Focus On

Immigration Law - REFUGEE PROTECTION - Persecution - Credible basis for claim - Grounds for disqualification - Serious non-political crime

Thursday, December 22, 2016 @ 7:00 PM  


Appeal by the Minister of Citizenship and Immigration from a judicial review judgment in favour of the respondent, Singh. The respondent, a citizen of India, entered Canada in 2014 and claimed refugee status. The Minister subsequently learned the respondent had resided illegally in the United States, was convicted of a sexual offence, and deported in 2007. The respondent changed his first name and date of birth in order to facilitate his travel to Canada. The Refugee Protection Division (RPD) determined that the respondent was excluded from refugee protection status on the basis of criminality. In addition, the RPD found no credible basis for the respondent’s claim. On judicial review, the Federal Court determined that the RPD was precluded from making a no credible basis finding once it had determined a claimant was excluded from protection. The RPD’s decision was set aside and remitted to the RPD to dismiss the respondent’s claim solely on the basis of the criminality exclusion. The Minister appealed.

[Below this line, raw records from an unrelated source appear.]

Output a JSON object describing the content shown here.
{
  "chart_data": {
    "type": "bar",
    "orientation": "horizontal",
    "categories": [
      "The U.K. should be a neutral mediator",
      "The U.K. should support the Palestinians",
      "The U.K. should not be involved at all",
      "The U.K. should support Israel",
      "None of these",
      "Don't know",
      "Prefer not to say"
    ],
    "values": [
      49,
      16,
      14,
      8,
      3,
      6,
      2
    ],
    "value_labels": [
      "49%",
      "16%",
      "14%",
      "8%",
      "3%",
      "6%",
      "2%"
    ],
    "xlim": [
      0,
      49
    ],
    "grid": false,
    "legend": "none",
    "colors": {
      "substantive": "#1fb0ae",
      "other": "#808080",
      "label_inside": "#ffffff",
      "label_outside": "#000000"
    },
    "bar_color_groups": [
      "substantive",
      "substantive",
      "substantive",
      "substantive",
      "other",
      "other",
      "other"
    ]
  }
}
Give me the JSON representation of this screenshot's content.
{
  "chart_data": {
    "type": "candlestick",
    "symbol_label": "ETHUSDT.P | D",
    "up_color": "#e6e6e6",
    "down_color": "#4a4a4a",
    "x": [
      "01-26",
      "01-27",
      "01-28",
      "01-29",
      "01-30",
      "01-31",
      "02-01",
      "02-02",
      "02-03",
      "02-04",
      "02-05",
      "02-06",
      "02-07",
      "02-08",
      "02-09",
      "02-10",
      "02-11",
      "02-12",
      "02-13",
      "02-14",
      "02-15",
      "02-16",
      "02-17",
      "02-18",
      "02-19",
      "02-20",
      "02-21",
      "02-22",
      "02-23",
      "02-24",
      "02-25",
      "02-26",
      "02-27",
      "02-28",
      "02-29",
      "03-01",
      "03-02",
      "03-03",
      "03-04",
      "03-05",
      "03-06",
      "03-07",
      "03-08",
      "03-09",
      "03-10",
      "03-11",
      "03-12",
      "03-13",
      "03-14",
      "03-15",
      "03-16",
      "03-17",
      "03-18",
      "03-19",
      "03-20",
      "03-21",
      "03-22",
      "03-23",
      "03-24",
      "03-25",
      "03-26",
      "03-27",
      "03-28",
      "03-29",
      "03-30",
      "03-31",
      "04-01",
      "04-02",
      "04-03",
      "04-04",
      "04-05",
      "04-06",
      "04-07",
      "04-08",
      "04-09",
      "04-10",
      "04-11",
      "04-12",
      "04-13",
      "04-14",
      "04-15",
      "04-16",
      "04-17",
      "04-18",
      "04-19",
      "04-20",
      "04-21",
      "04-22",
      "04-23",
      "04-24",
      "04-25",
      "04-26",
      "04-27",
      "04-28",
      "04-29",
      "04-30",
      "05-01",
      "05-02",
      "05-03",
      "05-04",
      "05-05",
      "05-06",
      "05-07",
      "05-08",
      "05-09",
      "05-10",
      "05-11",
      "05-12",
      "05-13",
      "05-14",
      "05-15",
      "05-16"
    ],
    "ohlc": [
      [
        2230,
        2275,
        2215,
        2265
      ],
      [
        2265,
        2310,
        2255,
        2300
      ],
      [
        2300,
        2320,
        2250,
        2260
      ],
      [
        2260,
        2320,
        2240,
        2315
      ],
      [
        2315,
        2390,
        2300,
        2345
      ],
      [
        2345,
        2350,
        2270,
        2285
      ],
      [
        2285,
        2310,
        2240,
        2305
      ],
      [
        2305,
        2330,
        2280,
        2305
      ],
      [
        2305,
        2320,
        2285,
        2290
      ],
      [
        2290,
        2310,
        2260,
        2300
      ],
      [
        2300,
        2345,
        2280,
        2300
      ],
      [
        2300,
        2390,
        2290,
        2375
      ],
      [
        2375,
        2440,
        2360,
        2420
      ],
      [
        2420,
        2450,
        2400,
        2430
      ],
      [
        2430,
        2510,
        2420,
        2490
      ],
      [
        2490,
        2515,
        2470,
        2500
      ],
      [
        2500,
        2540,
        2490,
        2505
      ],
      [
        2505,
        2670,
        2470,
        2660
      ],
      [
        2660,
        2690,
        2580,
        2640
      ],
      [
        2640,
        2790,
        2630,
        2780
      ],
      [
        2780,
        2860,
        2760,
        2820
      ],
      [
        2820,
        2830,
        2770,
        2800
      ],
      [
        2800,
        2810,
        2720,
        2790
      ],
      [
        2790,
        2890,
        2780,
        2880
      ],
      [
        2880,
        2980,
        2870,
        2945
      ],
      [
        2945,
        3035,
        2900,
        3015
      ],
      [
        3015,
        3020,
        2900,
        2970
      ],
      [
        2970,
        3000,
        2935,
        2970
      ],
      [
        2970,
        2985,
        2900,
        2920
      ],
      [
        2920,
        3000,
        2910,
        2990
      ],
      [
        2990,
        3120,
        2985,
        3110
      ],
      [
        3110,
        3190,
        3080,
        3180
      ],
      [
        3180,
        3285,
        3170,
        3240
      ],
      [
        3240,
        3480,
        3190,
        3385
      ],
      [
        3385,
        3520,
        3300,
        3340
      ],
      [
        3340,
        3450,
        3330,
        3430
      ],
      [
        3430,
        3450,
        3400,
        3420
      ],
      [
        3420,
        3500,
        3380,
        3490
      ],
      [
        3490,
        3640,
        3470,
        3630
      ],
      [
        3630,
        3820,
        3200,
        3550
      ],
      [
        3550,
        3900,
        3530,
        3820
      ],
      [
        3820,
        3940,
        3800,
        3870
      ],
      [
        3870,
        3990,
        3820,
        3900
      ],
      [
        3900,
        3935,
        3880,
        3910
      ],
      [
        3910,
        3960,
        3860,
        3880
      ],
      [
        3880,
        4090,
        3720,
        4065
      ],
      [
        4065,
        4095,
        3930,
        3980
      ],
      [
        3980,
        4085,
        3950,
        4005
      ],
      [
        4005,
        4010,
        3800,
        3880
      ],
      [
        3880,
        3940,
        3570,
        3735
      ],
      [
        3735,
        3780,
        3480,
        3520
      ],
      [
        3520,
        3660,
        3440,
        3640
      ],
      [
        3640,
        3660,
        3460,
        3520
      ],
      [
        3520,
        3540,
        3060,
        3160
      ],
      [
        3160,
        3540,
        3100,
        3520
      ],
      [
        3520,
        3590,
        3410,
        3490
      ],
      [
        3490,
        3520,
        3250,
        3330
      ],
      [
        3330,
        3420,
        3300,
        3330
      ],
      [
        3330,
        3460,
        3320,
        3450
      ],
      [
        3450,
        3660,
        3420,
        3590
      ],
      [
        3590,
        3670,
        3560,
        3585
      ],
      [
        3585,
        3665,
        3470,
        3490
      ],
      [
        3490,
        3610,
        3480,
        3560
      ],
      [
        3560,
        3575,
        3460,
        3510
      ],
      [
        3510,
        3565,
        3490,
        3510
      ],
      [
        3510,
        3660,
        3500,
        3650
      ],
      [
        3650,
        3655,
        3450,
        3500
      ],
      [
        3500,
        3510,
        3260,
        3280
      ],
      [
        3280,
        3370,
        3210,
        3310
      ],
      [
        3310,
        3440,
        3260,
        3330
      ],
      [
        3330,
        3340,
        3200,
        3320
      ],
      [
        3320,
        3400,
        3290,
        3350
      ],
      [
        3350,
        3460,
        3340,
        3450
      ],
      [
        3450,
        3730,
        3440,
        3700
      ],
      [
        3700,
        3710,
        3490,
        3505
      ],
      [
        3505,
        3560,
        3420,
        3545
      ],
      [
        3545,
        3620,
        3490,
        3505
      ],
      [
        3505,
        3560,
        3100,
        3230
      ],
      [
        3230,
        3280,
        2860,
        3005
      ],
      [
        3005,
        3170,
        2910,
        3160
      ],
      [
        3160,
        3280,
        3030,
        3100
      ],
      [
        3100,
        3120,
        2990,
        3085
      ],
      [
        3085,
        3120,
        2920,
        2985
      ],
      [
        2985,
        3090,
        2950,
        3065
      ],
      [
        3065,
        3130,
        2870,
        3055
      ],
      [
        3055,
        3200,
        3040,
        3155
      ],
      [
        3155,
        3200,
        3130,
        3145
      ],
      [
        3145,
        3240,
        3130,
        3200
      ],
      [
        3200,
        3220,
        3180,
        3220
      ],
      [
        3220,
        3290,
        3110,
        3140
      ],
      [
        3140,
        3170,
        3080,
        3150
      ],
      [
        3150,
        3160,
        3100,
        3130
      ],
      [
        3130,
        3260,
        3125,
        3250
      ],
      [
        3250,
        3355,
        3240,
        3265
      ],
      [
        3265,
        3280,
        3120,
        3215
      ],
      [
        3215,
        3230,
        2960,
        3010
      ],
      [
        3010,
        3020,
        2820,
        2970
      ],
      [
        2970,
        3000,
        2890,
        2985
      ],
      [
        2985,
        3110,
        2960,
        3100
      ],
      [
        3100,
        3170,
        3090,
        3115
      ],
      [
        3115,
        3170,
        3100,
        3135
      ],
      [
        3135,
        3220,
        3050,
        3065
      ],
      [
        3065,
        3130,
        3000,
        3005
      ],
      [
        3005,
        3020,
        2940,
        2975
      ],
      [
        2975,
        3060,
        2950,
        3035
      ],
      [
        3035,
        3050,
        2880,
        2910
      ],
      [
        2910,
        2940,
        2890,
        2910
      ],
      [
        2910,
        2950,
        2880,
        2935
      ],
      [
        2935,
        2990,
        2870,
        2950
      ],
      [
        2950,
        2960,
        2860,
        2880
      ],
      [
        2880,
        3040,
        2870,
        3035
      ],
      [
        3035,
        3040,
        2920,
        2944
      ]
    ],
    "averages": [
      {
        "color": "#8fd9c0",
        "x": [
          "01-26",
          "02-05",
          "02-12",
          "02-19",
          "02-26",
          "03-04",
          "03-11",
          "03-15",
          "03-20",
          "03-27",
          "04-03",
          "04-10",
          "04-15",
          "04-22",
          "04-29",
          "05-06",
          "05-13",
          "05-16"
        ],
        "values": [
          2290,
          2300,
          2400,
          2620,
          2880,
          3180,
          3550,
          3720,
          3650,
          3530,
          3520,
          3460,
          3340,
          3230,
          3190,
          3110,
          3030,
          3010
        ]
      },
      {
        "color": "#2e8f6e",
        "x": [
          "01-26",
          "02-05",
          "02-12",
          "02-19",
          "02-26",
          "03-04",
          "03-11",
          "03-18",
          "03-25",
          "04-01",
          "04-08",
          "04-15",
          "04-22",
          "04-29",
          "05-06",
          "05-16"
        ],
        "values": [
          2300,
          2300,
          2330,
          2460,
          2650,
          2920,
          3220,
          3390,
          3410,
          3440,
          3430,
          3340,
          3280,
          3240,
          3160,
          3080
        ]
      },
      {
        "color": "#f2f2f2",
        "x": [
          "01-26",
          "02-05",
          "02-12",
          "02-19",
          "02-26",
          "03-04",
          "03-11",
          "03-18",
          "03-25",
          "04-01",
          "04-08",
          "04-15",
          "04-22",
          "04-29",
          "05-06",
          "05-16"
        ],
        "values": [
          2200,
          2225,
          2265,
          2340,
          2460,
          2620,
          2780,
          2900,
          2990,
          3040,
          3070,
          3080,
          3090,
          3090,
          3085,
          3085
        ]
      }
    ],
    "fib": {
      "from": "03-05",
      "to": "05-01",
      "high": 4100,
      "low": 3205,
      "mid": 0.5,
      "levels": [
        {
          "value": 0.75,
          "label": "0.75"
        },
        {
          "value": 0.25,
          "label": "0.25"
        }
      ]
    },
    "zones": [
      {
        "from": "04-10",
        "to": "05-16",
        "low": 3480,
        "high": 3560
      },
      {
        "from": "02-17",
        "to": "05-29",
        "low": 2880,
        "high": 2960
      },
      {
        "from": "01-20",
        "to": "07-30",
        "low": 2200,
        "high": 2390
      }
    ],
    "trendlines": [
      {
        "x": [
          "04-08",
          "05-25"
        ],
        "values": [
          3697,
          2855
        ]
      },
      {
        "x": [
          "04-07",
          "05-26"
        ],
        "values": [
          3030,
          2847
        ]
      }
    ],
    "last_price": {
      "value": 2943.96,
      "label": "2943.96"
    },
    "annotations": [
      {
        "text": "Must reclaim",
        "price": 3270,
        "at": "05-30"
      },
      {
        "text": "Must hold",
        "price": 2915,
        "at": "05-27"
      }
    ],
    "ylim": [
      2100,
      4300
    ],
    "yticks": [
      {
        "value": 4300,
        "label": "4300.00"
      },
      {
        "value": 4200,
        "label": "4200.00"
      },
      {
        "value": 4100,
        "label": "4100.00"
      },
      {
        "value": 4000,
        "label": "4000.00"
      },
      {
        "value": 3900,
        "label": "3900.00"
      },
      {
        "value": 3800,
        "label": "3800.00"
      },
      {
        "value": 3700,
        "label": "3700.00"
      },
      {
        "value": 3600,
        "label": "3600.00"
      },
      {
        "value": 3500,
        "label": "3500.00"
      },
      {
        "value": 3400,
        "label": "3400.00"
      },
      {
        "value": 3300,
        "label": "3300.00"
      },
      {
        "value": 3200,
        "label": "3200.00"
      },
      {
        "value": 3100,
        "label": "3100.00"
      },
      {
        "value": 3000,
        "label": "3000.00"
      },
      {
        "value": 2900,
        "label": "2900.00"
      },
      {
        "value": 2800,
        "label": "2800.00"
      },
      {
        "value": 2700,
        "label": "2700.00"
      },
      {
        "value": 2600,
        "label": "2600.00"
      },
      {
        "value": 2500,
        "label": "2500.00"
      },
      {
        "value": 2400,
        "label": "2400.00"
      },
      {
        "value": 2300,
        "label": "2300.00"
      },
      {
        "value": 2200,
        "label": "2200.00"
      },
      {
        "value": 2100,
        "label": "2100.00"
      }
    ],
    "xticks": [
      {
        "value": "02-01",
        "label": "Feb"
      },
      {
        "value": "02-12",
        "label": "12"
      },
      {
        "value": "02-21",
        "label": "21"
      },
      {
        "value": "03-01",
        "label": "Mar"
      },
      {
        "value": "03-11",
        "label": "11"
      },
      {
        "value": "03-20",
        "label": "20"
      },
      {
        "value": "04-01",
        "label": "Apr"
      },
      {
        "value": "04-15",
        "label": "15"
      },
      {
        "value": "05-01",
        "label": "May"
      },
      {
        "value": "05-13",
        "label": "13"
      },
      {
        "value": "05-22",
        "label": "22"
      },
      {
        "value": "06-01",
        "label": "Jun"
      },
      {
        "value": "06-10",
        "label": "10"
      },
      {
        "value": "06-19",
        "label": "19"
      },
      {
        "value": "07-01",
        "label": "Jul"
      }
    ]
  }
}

HELD: Appeal dismissed. The Federal Court erred in adopting a standard of review of correctness rather than reasonableness. Although the issue before the RPD was one of statutory interpretation, the RPD considered refugee protection provisions closely connected to its function, with which it had particular familiarity. However, even on the proper standard of review, the RPD’s decision was unreasonable for the reasons given by the Federal Court. Considering the authority of the RPD under ss. 107(2) and 107.1 of the Immigration and Refugee Protection Act to determine that a claim had no credible basis, it was precluded from making such a determination after it had found that the claimant was excluded on the basis of criminality.